The three Primary Care Medical Specialty Certifying Boards: the American Board of Family Medicine (ABFM), the American Board of Internal Medicine (ABIM), and the American Board of Pediatrics (ABP) have been working individually as well as collectively contributing to a joint approach to strengthen medical residency training in primary care, with a particular focus on the knowledge, skills and attitudes that aspiring physicians will need to successfully deliver high quality primary care in the context of both high-need populations and high performing, 21st century healthcare systems.
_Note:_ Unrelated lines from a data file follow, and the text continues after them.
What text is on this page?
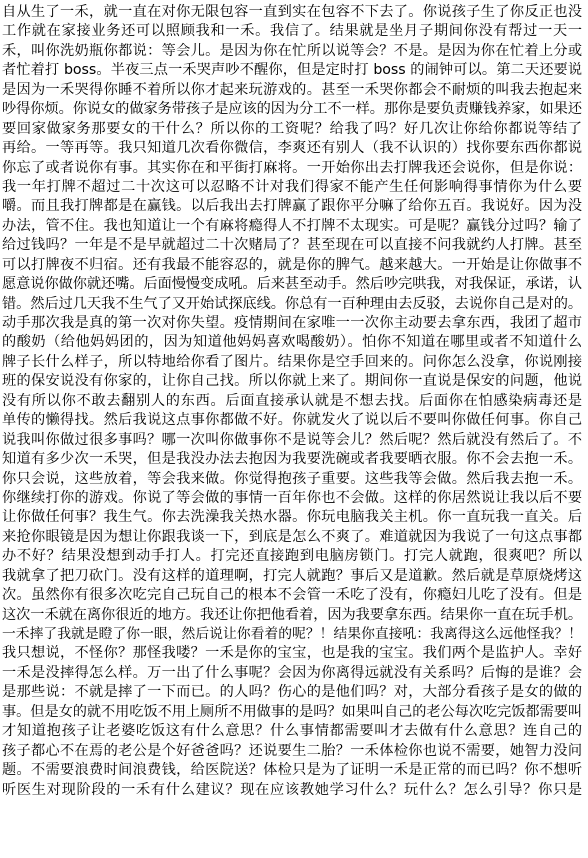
自从生了一禾，就一直在对你无限包容一直到实在包容不下去了。你说孩子生了你反正也没
工作就在家接业务还可以照顾我和一禾。我信了。结果就是坐月子期间你没有帮过一天一
禾，叫你洗奶瓶你都说：等会儿。是因为你在忙所以说等会？不是。是因为你在忙着上分或
者忙着打 boss。半夜三点一禾哭声吵不醒你，但是定时打 boss 的闹钟可以。第二天还要说
是因为一禾哭得你睡不着所以你才起来玩游戏的。甚至一禾哭你都会不耐烦的叫我去抱起来
吵得你烦。你说女的做家务带孩子是应该的因为分工不一样。那你是要负责赚钱养家，如果还
要回家做家务那要女的干什么？所以你的工资呢？给我了吗？好几次让你给你都说等结了
再给。一等再等。我只知道几次看你微信，李爽还有别人（我不认识的）找你要东西你都说
你忘了或者说你有事。其实你在和平街打麻将。一开始你出去打牌我还会说你，但是你说：
我一年打牌不超过二十次这可以忍略不计对我们得家不能产生任何影响得事情你为什么要
嚼。而且我打牌都是在赢钱。以后我出去打牌赢了跟你平分嘛了给你五百。我说好。因为没
办法，管不住。我也知道让一个有麻将瘾得人不打牌不太现实。可是呢？赢钱分过吗？输了
给过钱吗？一年是不是早就超过二十次赌局了？甚至现在可以直接不问我就约人打牌。甚至
可以打牌夜不归宿。还有我最不能容忍的，就是你的脾气。越来越大。一开始是让你做事不
愿意说你做你就还嘴。后面慢慢变成吼。后来甚至动手。然后吵完哄我，对我保证，承诺，认
错。然后过几天我不生气了又开始试探底线。你总有一百种理由去反驳，去说你自己是对的。
动手那次我是真的第一次对你失望。疫情期间在家唯一一次你主动要去拿东西，我团了超市
的酸奶（给他妈妈团的，因为知道他妈妈喜欢喝酸奶）。怕你不知道在哪里或者不知道什么
牌子长什么样子，所以特地给你看了图片。结果你是空手回来的。问你怎么没拿，你说刚接
班的保安说没有你家的，让你自己找。所以你就上来了。期间你一直说是保安的问题，他说
没有所以你不敢去翻别人的东西。后面直接承认就是不想去找。后面你在怕感染病毒还是
单传的懒得找。然后我说这点事你都做不好。你就发火了说以后不要叫你做任何事。你自己
说我叫你做过很多事吗？哪一次叫你做事你不是说等会儿？然后呢？然后就没有然后了。不
知道有多少次一禾哭，但是我没办法去抱因为我要洗碗或者我要晒衣服。你不会去抱一禾。
你只会说，这些放着，等会我来做。你觉得抱孩子重要。这些我等会做。然后我去抱一禾。
你继续打你的游戏。你说了等会做的事情一百年你也不会做。这样的你居然说让我以后不要
让你做任何事？我生气。你去洗澡我关热水器。你玩电脑我关主机。你一直玩我一直关。后
来抢你眼镜是因为想让你跟我谈一下，到底是怎么不爽了。难道就因为我说了一句这点事都
办不好？结果没想到动手打人。打完还直接跑到电脑房锁门。打完人就跑，很爽吧？所以
我就拿了把刀砍门。没有这样的道理啊，打完人就跑？事后又是道歉。然后就是草原烧烤这
次。虽然你有很多次吃完自己玩自己的根本不会管一禾吃了没有，你瘾妇儿吃了没有。但是
这次一禾就在离你很近的地方。我还让你把他看着，因为我要拿东西。结果你一直在玩手机。
一禾摔了我就是瞪了你一眼，然后说让你看着的呢？！结果你直接吼：我离得这么远他怪我？！
我只想说，不怪你？那怪我喽？一禾是你的宝宝，也是我的宝宝。我们两个是监护人。幸好
一禾是没摔得怎么样。万一出了什么事呢？会因为你离得远就没有关系吗？后悔的是谁？会
是那些说：不就是摔了一下而已。的人吗？伤心的是他们吗？对，大部分看孩子是女的做的
事。但是女的就不用吃饭不用上厕所不用做事的是吗？如果叫自己的老公每次吃完饭都需要叫
才知道抱孩子让老婆吃饭这有什么意思？什么事情都需要叫才去做有什么意思？连自己的
孩子都心不在焉的老公是个好爸爸吗？还说要生二胎？一禾体检你也说不需要，她智力没问
题。不需要浪费时间浪费钱，给医院送？体检只是为了证明一禾是正常的而已吗？你不想听
听医生对现阶段的一禾有什么建议？现在应该教她学习什么？玩什么？怎么引导？你只是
Each of the boards brings deep expertise in implementing and evaluating innovations in clinical training to this collaborative work [e.g., P4 in Family Medicine, Milestones in Medicine and Pediatrics; and the Initiative for Innovation in Pediatric Education (IIPE)]. The primary care certifying boards establish the standards for physician competency in their respective disciplines, which in turn set the performance bar for primary care training programs and their trainees. They also develop and test tools for physician performance assessment and improvement based on those standards, and help clinical faculty incorporate those tools into their training programs. The PCFDI builds off of and advances current efforts in each of the three disciplines to reform residency training.
Since 2009, the boards have been working together on the PCFDI through a representative Steering Committee (SC) comprised of educational leaders and educational researchers in the primary care disciplines of Family Medicine, Internal Medicine and Pediatrics. The SC provides expertise in content, program development, leadership and coordination across their organizations and constituencies to assure the participation, quality, and relevance of the PCFDI. Collectively, this group has contributed hundreds of hours of in-kind support to the development of this pilot project and will assist key personnel in achieving the goals of this important pilot project.
The Steering Committee recognizes that no single course or initiative will be sufficient to bring about true transformation. However, we believe this initiative will succeed, by creating regional learning communities, using theory-based, interactive educational approaches and by creating a supportive national infrastructure that has the capacity to catalyze meaningful change.